2.        Melakukan Pembinaan Diri (Tafakur)
Pembinaan diri pribadi ke arah jalan yang terbaik yaitu agar mengadakan hal ikhwal kepada masyarakat, bangsa-bangsa dan pekerja-pekerja merekaserta hal ikhwal pejabat-pejabat pemerintah dari mereka baik langsung disaksikannya atau tidak langsung dari apa yang didengarkannya dan lalu ia memperhatikan sungguh-sungguh dan menganalisis semua yang diketahuinya itu dan mengklasifikasikan antara kebaikan dan keburukannya antara yang bermanfaat dan madhorot terhadap mereka. Sesudah itu hendaklah ia berijtihad sungguh-sungguh untuk mengambil mana kebaikannya. Untuk memperolehnya dan hendaklah ia bersungguh-sungguh pula menghindari mana yang buruk, agar ia aman dari kemudhorotnya dan selamat dari malapetaka sebagaimana bangsa itu selamat. Dari pernyataan di atas dapat dipahami pendapat Al Farabi bahwa kriteria kebaikan dapat diangkat dari sejarah pengalaman manusia.

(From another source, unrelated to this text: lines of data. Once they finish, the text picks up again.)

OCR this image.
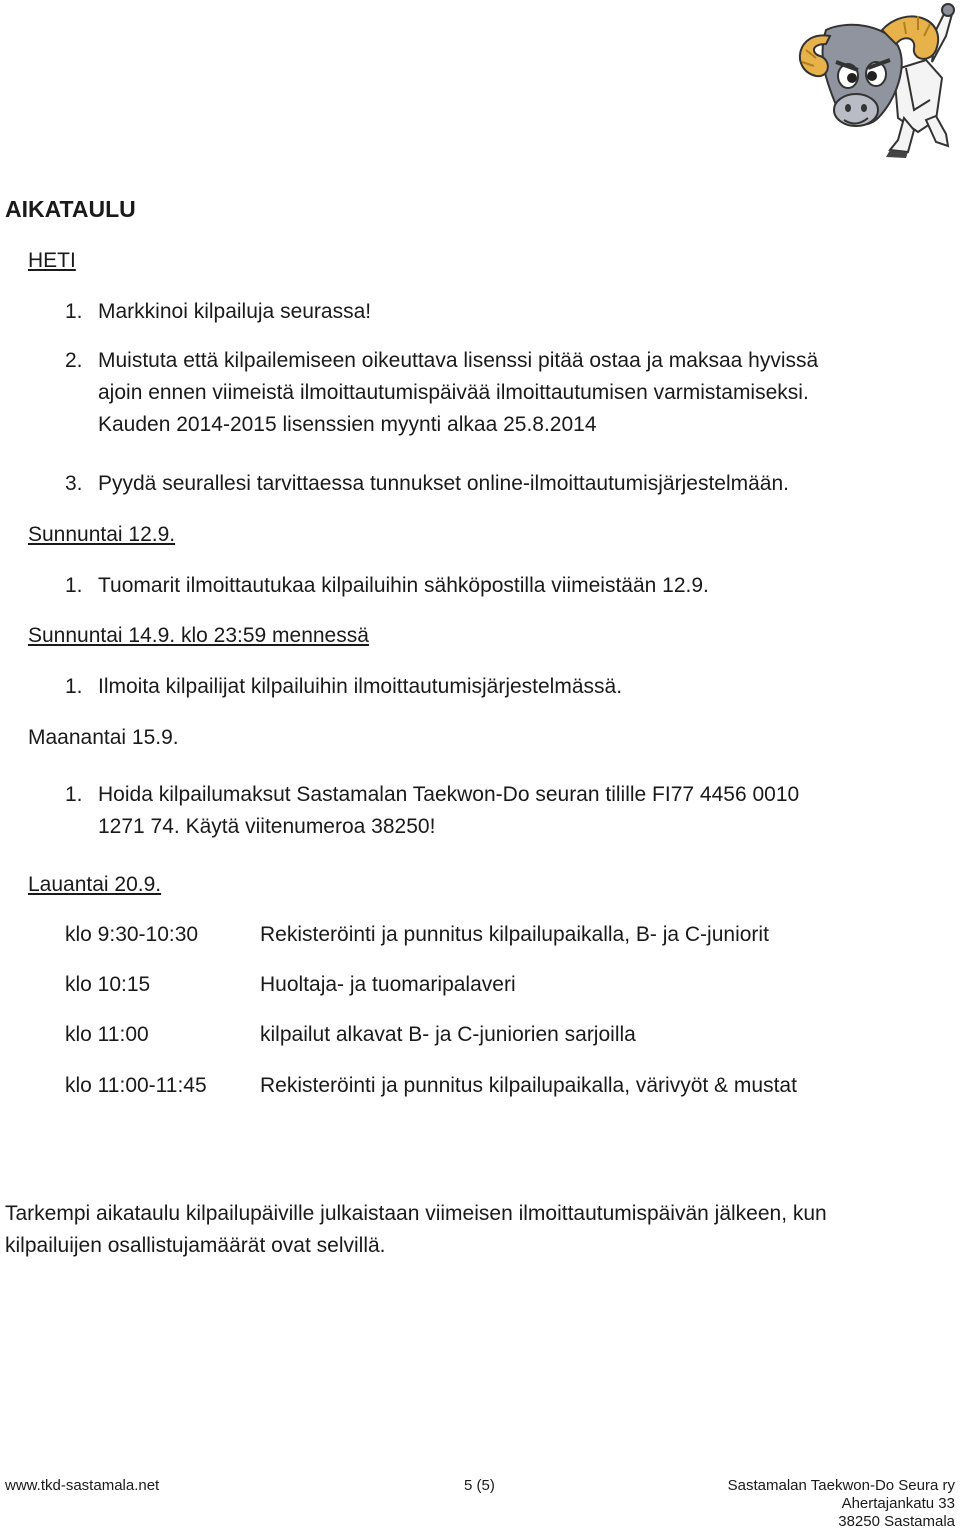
AIKATAULU
HETI
1. Markkinoi kilpailuja seurassa!
2. Muistuta että kilpailemiseen oikeuttava lisenssi pitää ostaa ja maksaa hyvissä
ajoin ennen viimeistä ilmoittautumispäivää ilmoittautumisen varmistamiseksi.
Kauden 2014-2015 lisenssien myynti alkaa 25.8.2014
3. Pyydä seurallesi tarvittaessa tunnukset online-ilmoittautumisjärjestelmään.
Sunnuntai 12.9.
1. Tuomarit ilmoittautukaa kilpailuihin sähköpostilla viimeistään 12.9.
Sunnuntai 14.9. klo 23:59 mennessä
1. Ilmoita kilpailijat kilpailuihin ilmoittautumisjärjestelmässä.
Maanantai 15.9.
1. Hoida kilpailumaksut Sastamalan Taekwon-Do seuran tilille FI77 4456 0010
1271 74. Käytä viitenumeroa 38250!
Lauantai 20.9.
klo 9:30-10:30	Rekisteröinti ja punnitus kilpailupaikalla, B- ja C-juniorit
klo 10:15	Huoltaja- ja tuomaripalaveri
klo 11:00	kilpailut alkavat B- ja C-juniorien sarjoilla
klo 11:00-11:45	Rekisteröinti ja punnitus kilpailupaikalla, värivyöt & mustat
Tarkempi aikataulu kilpailupäiville julkaistaan viimeisen ilmoittautumispäivän jälkeen, kun
kilpailuijen osallistujamäärät ovat selvillä.
www.tkd-sastamala.net	5 (5)	Sastamalan Taekwon-Do Seura ry
Ahertajankatu 33
38250 Sastamala
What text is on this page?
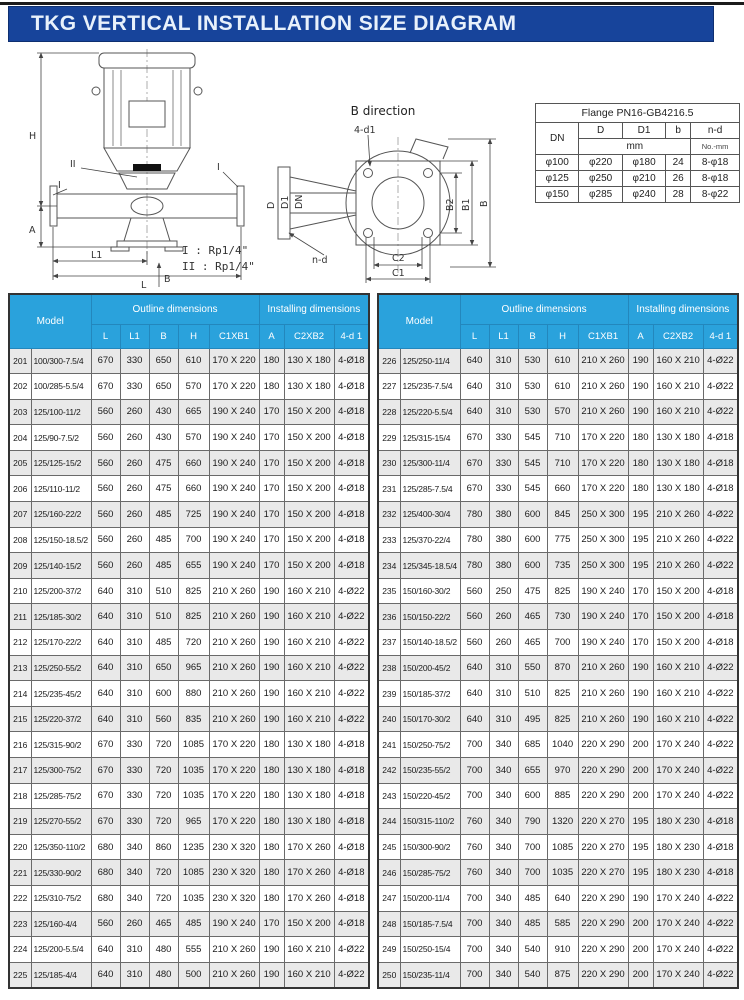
TKG VERTICAL INSTALLATION SIZE DIAGRAM
H
A
L1
L
B
II
I
I
B direction
4-d1
D D1 DN
n-d	C2
C1
B2 B1 B
I : Rp1/4"
II : Rp1/4"
Flange PN16-GB4216.5				
DN	D	D1	b	n-d
	mm			No.-mm
φ100	φ220	φ180	24	8-φ18
φ125	φ250	φ210	26	8-φ18
φ150	φ285	φ240	28	8-φ22
Model		Outline dimensions					Installing dimensions		
		L	L1	B	H	C1XB1	A	C2XB2	4-d 1
201	100/300-7.5/4	670	330	650	610	170 X 220	180	130 X 180	4-Ø18
202	100/285-5.5/4	670	330	650	570	170 X 220	180	130 X 180	4-Ø18
203	125/100-11/2	560	260	430	665	190 X 240	170	150 X 200	4-Ø18
204	125/90-7.5/2	560	260	430	570	190 X 240	170	150 X 200	4-Ø18
205	125/125-15/2	560	260	475	660	190 X 240	170	150 X 200	4-Ø18
206	125/110-11/2	560	260	475	660	190 X 240	170	150 X 200	4-Ø18
207	125/160-22/2	560	260	485	725	190 X 240	170	150 X 200	4-Ø18
208	125/150-18.5/2	560	260	485	700	190 X 240	170	150 X 200	4-Ø18
209	125/140-15/2	560	260	485	655	190 X 240	170	150 X 200	4-Ø18
210	125/200-37/2	640	310	510	825	210 X 260	190	160 X 210	4-Ø22
211	125/185-30/2	640	310	510	825	210 X 260	190	160 X 210	4-Ø22
212	125/170-22/2	640	310	485	720	210 X 260	190	160 X 210	4-Ø22
213	125/250-55/2	640	310	650	965	210 X 260	190	160 X 210	4-Ø22
214	125/235-45/2	640	310	600	880	210 X 260	190	160 X 210	4-Ø22
215	125/220-37/2	640	310	560	835	210 X 260	190	160 X 210	4-Ø22
216	125/315-90/2	670	330	720	1085	170 X 220	180	130 X 180	4-Ø18
217	125/300-75/2	670	330	720	1035	170 X 220	180	130 X 180	4-Ø18
218	125/285-75/2	670	330	720	1035	170 X 220	180	130 X 180	4-Ø18
219	125/270-55/2	670	330	720	965	170 X 220	180	130 X 180	4-Ø18
220	125/350-110/2	680	340	860	1235	230 X 320	180	170 X 260	4-Ø18
221	125/330-90/2	680	340	720	1085	230 X 320	180	170 X 260	4-Ø18
222	125/310-75/2	680	340	720	1035	230 X 320	180	170 X 260	4-Ø18
223	125/160-4/4	560	260	465	485	190 X 240	170	150 X 200	4-Ø18
224	125/200-5.5/4	640	310	480	555	210 X 260	190	160 X 210	4-Ø22
225	125/185-4/4	640	310	480	500	210 X 260	190	160 X 210	4-Ø22
Model		Outline dimensions					Installing dimensions		
		L	L1	B	H	C1XB1	A	C2XB2	4-d 1
226	125/250-11/4	640	310	530	610	210 X 260	190	160 X 210	4-Ø22
227	125/235-7.5/4	640	310	530	610	210 X 260	190	160 X 210	4-Ø22
228	125/220-5.5/4	640	310	530	570	210 X 260	190	160 X 210	4-Ø22
229	125/315-15/4	670	330	545	710	170 X 220	180	130 X 180	4-Ø18
230	125/300-11/4	670	330	545	710	170 X 220	180	130 X 180	4-Ø18
231	125/285-7.5/4	670	330	545	660	170 X 220	180	130 X 180	4-Ø18
232	125/400-30/4	780	380	600	845	250 X 300	195	210 X 260	4-Ø22
233	125/370-22/4	780	380	600	775	250 X 300	195	210 X 260	4-Ø22
234	125/345-18.5/4	780	380	600	735	250 X 300	195	210 X 260	4-Ø22
235	150/160-30/2	560	250	475	825	190 X 240	170	150 X 200	4-Ø18
236	150/150-22/2	560	260	465	730	190 X 240	170	150 X 200	4-Ø18
237	150/140-18.5/2	560	260	465	700	190 X 240	170	150 X 200	4-Ø18
238	150/200-45/2	640	310	550	870	210 X 260	190	160 X 210	4-Ø22
239	150/185-37/2	640	310	510	825	210 X 260	190	160 X 210	4-Ø22
240	150/170-30/2	640	310	495	825	210 X 260	190	160 X 210	4-Ø22
241	150/250-75/2	700	340	685	1040	220 X 290	200	170 X 240	4-Ø22
242	150/235-55/2	700	340	655	970	220 X 290	200	170 X 240	4-Ø22
243	150/220-45/2	700	340	600	885	220 X 290	200	170 X 240	4-Ø22
244	150/315-110/2	760	340	790	1320	220 X 270	195	180 X 230	4-Ø18
245	150/300-90/2	760	340	700	1085	220 X 270	195	180 X 230	4-Ø18
246	150/285-75/2	760	340	700	1035	220 X 270	195	180 X 230	4-Ø18
247	150/200-11/4	700	340	485	640	220 X 290	190	170 X 240	4-Ø22
248	150/185-7.5/4	700	340	485	585	220 X 290	200	170 X 240	4-Ø22
249	150/250-15/4	700	340	540	910	220 X 290	200	170 X 240	4-Ø22
250	150/235-11/4	700	340	540	875	220 X 290	200	170 X 240	4-Ø22
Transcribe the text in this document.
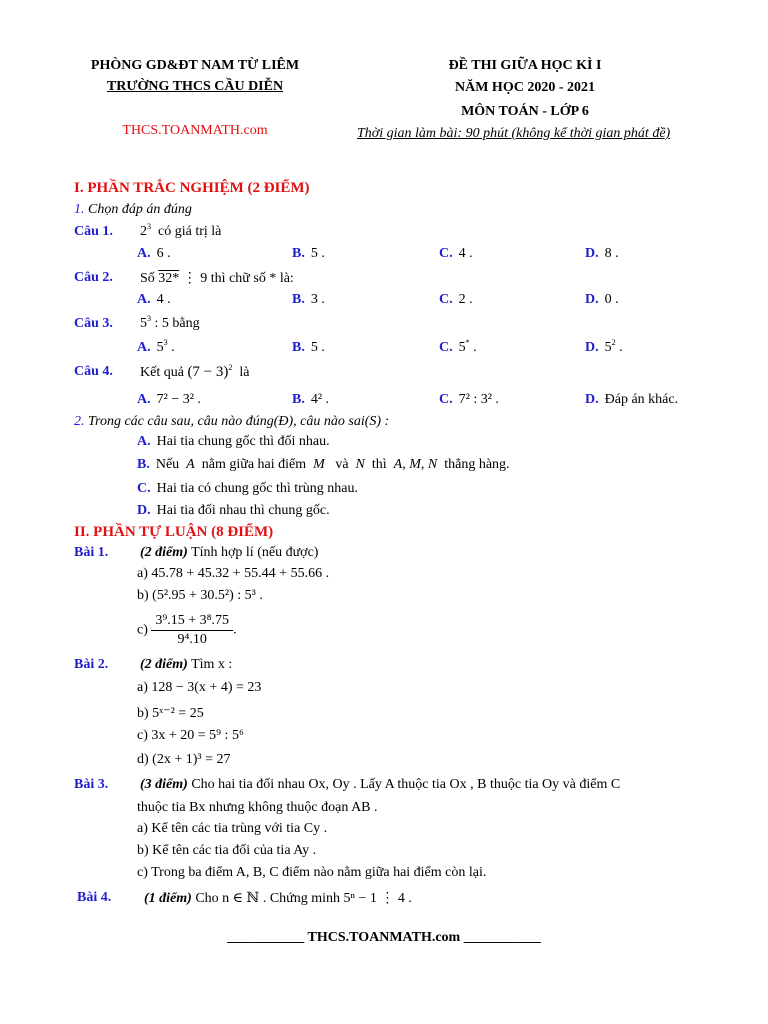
PHÒNG GD&ĐT NAM TỪ LIÊM
TRƯỜNG THCS CẦU DIỄN
THCS.TOANMATH.com
ĐỀ THI GIỮA HỌC KÌ I
NĂM HỌC 2020 - 2021
MÔN TOÁN - LỚP 6
Thời gian làm bài: 90 phút (không kể thời gian phát đề)
I. PHẦN TRẮC NGHIỆM (2 ĐIỂM)
1. Chọn đáp án đúng
Câu 1. $2^3$ có giá trị là
A. 6 .	B. 5 .	C. 4 .	D. 8 .
Câu 2. Số 32* ⋮ 9 thì chữ số * là:
A. 4 .	B. 3 .	C. 2 .	D. 0 .
Câu 3. $5^3$ : 5 bằng
A. $5^3$ .	B. 5 .	C. 5* .	D. $5^2$ .
Câu 4. Kết quả $(7 - 3)^2$ là
A. 7² − 3² .	B. 4² .	C. 7² : 3² .	D. Đáp án khác.
2. Trong các câu sau, câu nào đúng(Đ), câu nào sai(S) :
A. Hai tia chung gốc thì đối nhau.
B. Nếu A nằm giữa hai điểm M và N thì A, M, N thẳng hàng.
C. Hai tia có chung gốc thì trùng nhau.
D. Hai tia đối nhau thì chung gốc.
II. PHẦN TỰ LUẬN (8 ĐIỂM)
Bài 1. (2 điểm) Tính hợp lí (nếu được)
a) 45.78 + 45.32 + 55.44 + 55.66 .
b) (5².95 + 30.5²) : 5³ .
$c) \frac{\text{3⁹.15 + 3⁸.75}}{\text{9⁴.10}}$ .
Bài 2. (2 điểm) Tìm x :
a) 128 − 3(x + 4) = 23
b) 5ˣ⁻² = 25
c) 3x + 20 = 5⁹ : 5⁶
d) (2x + 1)³ = 27
Bài 3. (3 điểm) Cho hai tia đối nhau Ox, Oy . Lấy A thuộc tia Ox , B thuộc tia Oy và điểm C
thuộc tia Bx nhưng không thuộc đoạn AB .
a) Kể tên các tia trùng với tia Cy .
b) Kể tên các tia đối của tia Ay .
c) Trong ba điểm A, B, C điểm nào nằm giữa hai điểm còn lại.
Bài 4. (1 điểm) Cho n ∈ ℕ . Chứng minh 5ⁿ − 1 ⋮ 4 .
___________ THCS.TOANMATH.com ___________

3.        Anak Berbeda dalam Pemahaman/Kecerdasan
Di antara anak ada pula yang lemah kecerdasannya, yang sulit untuk dikembangkan. Kepada anak golongan ini diberikan mata pelajaran yang sesuai dengan kondisi mereka. Namun banyak pula dari anak-anak itu punya ahlaq yang luhur, pribadi yang baik, kepada mereka inji haruslah diberikan pendidikan dan pengajaran sebanyak-banyaknya sesuai dengan bakat pembawaan mereka.
4.        Kekuatan Jiwa Manusia
Al Farabi membagi kekuatan-kekuatan jiwa ke dalam beberapa bagian :
·          Kekuatan-kekuatan gizi (Quwwatul ghariyah)
Dengan kekuatan ini manusia menghisap makanan (gizi)
·          Kekuatan-kekuatan Indrawi (Quwwatul Hassah)
Kekuatan indrawi timbul setelah kekuatan gizi. Dengan kakuatan indrawi manusia sanggup mengindra. Kekuatan pengindraan mempunyai sentral dan cabang-cabang yang disebut panca indra, dan otak sebagai sentral yang bertugas menghimpun seluruh apa yang ditangkap panca indra seutuhnya.
·          Kekuatan imajinasi (mutakhayyilah)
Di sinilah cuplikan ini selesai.